At 5/26/2006 05:17:00 AM, Blogger Michelle said...

You have the patience of a saint! I'd get my marching orders, i have such a big mouth, i'd never be able to refrain from saying anything.

 
At 5/26/2006 11:24:00 AM, Blogger Gary said...

The one time I was in the hospital I got misdiagnosed, but it turned out ok because the treatment I got was actually what I needed for what I actually had. i guess I should consider myself lucky.

Hope you have a nice and interesting weekend.

 
At 5/26/2006 08:46:00 PM, Anonymous Anonymous said...

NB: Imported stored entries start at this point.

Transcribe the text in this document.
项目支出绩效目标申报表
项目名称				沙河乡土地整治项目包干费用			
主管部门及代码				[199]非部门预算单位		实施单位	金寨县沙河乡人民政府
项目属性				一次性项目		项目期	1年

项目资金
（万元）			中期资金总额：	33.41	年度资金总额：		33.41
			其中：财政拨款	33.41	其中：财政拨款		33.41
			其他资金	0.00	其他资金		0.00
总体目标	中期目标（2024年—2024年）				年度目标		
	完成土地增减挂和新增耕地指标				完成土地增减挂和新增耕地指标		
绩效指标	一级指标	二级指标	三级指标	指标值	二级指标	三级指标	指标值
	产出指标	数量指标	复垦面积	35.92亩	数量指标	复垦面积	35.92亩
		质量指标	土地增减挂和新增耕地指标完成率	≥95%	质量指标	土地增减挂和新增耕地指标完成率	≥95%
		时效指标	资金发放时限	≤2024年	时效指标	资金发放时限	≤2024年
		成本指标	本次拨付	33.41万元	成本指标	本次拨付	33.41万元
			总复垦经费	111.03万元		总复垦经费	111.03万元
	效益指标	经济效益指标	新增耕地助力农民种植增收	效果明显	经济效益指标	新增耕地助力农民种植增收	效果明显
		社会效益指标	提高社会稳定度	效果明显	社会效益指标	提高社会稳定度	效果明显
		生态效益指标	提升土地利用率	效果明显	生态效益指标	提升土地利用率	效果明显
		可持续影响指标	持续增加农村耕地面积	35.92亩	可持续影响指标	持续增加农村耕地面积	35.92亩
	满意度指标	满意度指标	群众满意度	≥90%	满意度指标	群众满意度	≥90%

You know, I've often wondered how doctors get through hours and hours and HOURS of surgery. Not sure how long this one was, that you're writing about now, but I can't imagine working on someone for 8 hours at a time.

 
At 5/26/2006 11:36:00 PM, Blogger Melissa said...

Michelle, I get even with my blog. That's my outlet for my frustration.

Gary, I'm glad that everything turned out alright despite the missed diagnosis. I'm working this weekend, so it will probably be interesting but not particularly safe.

Lisa, the hip replacements take about an hour and a half, but they have then lined up like an assembly line. I don't know how they work such long hours. It doesn't seem safe. Despite their bigger than life egos, they are only human.

 
At 5/28/2006 08:20:00 AM, Anonymous Anonymous said...

Maybe you should take a pint of Guiness with you to work. :) A pint looks huge, and it must be good. I will have to try it sometime.

 
At 5/29/2006 12:27:00 AM, Anonymous Anonymous said...

I hope you wrote down every call to the MD and every response on the nursing notes...they may not care about their butts, but nurses have to watch their own.